The Raincoats : Odyshape

Raincoats Odyshape review

In June of 1993, Kurt Cobain extolled the virtues of The Raincoats’ first album, a scratchy little record that gave him moments of peace at a time when he was feeling unhappy. Indeed, The Raincoats’ self-titled debut is an odd sort of feel-good record full of shuffling guitars and off-kilter vocals joined by violin. The all-girl dose of post-punk quirk was akin to a blend of The Slits and Public Image Ltd. with a sound that would be echoed in groups like The Vaselines and eventually Nirvana. The band’s oddness, as much as their emotional honesty and immediacy, were a big part of their charm and the album’s appeal. Who would follow a cover of The Kinks’ “Lola” with guitarist/frontwoman Ana da Silva’s alley cat mewl on the dirge-like “The Void”?

The lyrical content as well as the frank, minimalist sound was what likely prompted Cobain to comment that listening to The Raincoats’ first album was more like sharing the same space with them, being there with the band and listening in on them like some kid secretly looking downstairs with his face pressed between balusters. That said, when compared to their self-titled debut, The Raincoats’ second album, Odyshape, is something different. It’s a challenging recording to be admired (like its predecessor) for its unbridled emotion but also to be admired for its songs that topple over themselves. The songs on Odyshape continue in the same minimalist vein, but they are more chaotic and strewn about.

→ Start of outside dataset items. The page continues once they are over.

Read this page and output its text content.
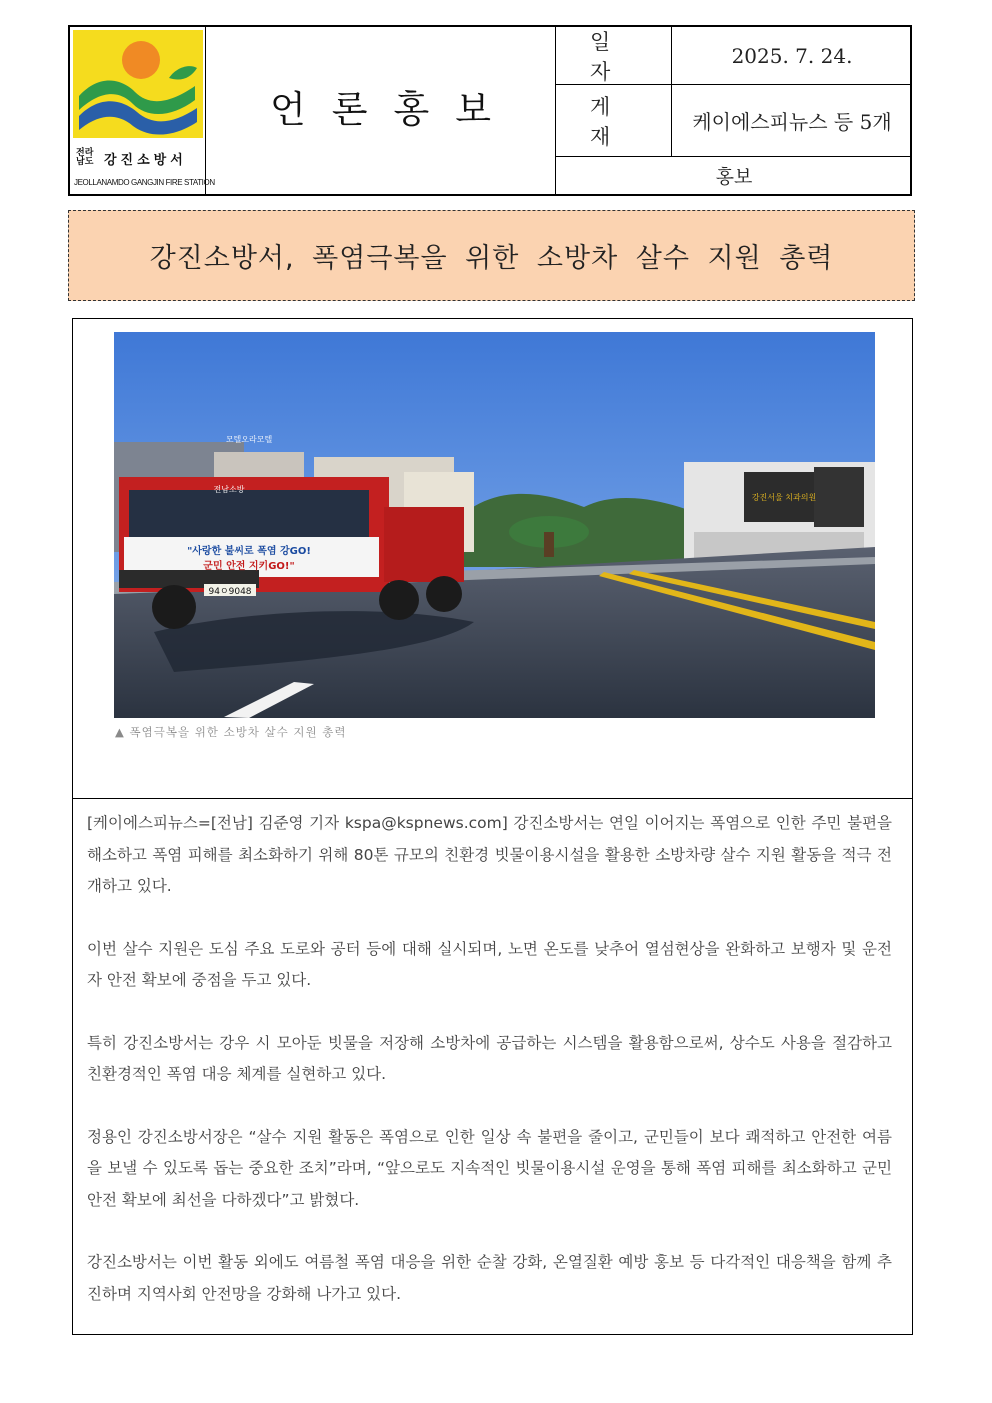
전라남도 강진소방서
JEOLLANAMDO GANGJIN FIRE STATION
언론홍보
일자
2025. 7. 24.
게재
케이에스피뉴스 등 5개
홍보
강진소방서, 폭염극복을 위한 소방차 살수 지원 총력
"사랑한 불씨로 폭염 강GO!
군민 안전 지키GO!"
전남소방
94ㅇ9048
모텔오라모텔
강진서울 치과의원
▲ 폭염극복을 위한 소방차 살수 지원 총력

[케이에스피뉴스=[전남] 김준영 기자 kspa@kspnews.com] 강진소방서는 연일 이어지는 폭염으로 인한 주민 불편을 해소하고 폭염 피해를 최소화하기 위해 80톤 규모의 친환경 빗물이용시설을 활용한 소방차량 살수 지원 활동을 적극 전개하고 있다.

이번 살수 지원은 도심 주요 도로와 공터 등에 대해 실시되며, 노면 온도를 낮추어 열섬현상을 완화하고 보행자 및 운전자 안전 확보에 중점을 두고 있다.

특히 강진소방서는 강우 시 모아둔 빗물을 저장해 소방차에 공급하는 시스템을 활용함으로써, 상수도 사용을 절감하고 친환경적인 폭염 대응 체계를 실현하고 있다.

정용인 강진소방서장은 “살수 지원 활동은 폭염으로 인한 일상 속 불편을 줄이고, 군민들이 보다 쾌적하고 안전한 여름을 보낼 수 있도록 돕는 중요한 조치”라며, “앞으로도 지속적인 빗물이용시설 운영을 통해 폭염 피해를 최소화하고 군민 안전 확보에 최선을 다하겠다”고 밝혔다.

강진소방서는 이번 활동 외에도 여름철 폭염 대응을 위한 순찰 강화, 온열질환 예방 홍보 등 다각적인 대응책을 함께 추진하며 지역사회 안전망을 강화해 나가고 있다.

It’s for this reason that Odyshape is such a difficult album to describe. The closest thing I can come to is this: rather than a clandestine peer downstairs to catch a conversation, Odyshape is more like listening to disjointed voices that come and go in a hallway or on a city street below; you’re still listening in, but the voices are jumbled and even more off-kilter than before. For instance, on “Go Away,” the bass and drums and guitar and vocals and siren squeals of violin move at once independently and yet in some anarchic order like the frantic motion of an octopus’ tentacles.

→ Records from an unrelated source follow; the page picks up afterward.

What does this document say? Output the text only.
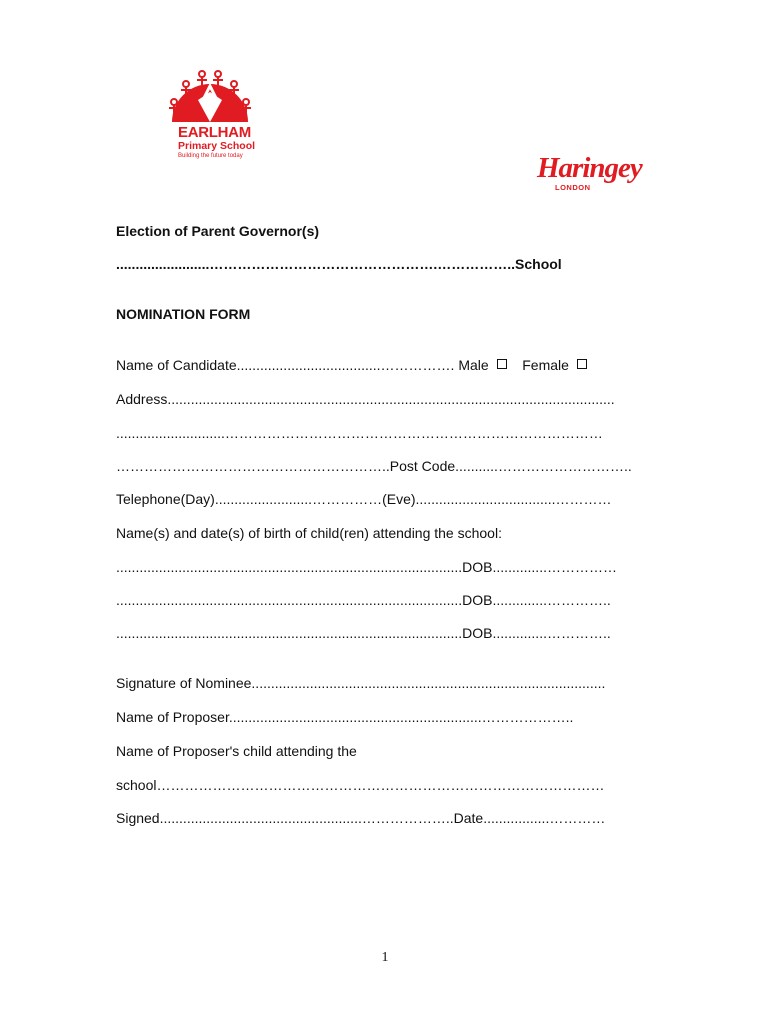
EARLHAM
Primary School
Building the future today	Haringey
LONDON
Election of Parent Governor(s)
........................………………………………………….……………..School
NOMINATION FORM
Name of Candidate.....................................……………. Male Female
Address...................................................................................................................
............................………………………………………………………………………
…………………………………………………..Post Code...........………………………..
Telephone(Day).........................……………(Eve)....................................…………
Name(s) and date(s) of birth of child(ren) attending the school:
.........................................................................................DOB..............……………
.........................................................................................DOB..............…………..
.........................................................................................DOB..............…………..
Signature of Nominee...........................................................................................
Name of Proposer.................................................................………………..
Name of Proposer's child attending the
school……………………………………………………………………………………
Signed....................................................………………..Date.................…………
1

Any superlatives of avant-gardism bestowed upon the band’s debut are more aptly applied to Odyshape. Take for instance the dazed, dizzy hints of dub on “Dancing in My Head” or the wails heard on “Red Shoes,” the latter like “The Void” in a state of sheer chaos. It’s like taking the first album and putting it through a Velvet Underground filter that’s equal parts “European Son,” “The Black Angel’s Death Song” and “The Murder Mystery.”

It almost seems as if Odyshape was recorded by another band. Well, maybe not entirely, but there is some basis for that idea. After their first album, The Raincoats did lose former Slits drummer Palmolive and acquired new drummer Ingrid Weiss, which may have something to do with the shift in the band’s sound. By their final album, Moving, they’d settle into something more palatable and noir-ish. And yet to suggest Odyshape is some sort of transitional album would be to slight it for its more intriguing qualities.

On Odyshape, the cat in the alleyway is still singing its tunes at the night sky and the guitars do shuffle and Vicky Aspinall’s violin still cuts through the songs, but as a whole the album is more defined by songwriting and song structures that are paradoxically defined and yet vaguely shaped. It almost feels like sounds are left to chance, the post-punk equivalent to a Jean Arp chance collage. Like a chance collage, though, the compositions are still rich and rewarding, even if you’re just peering in on it.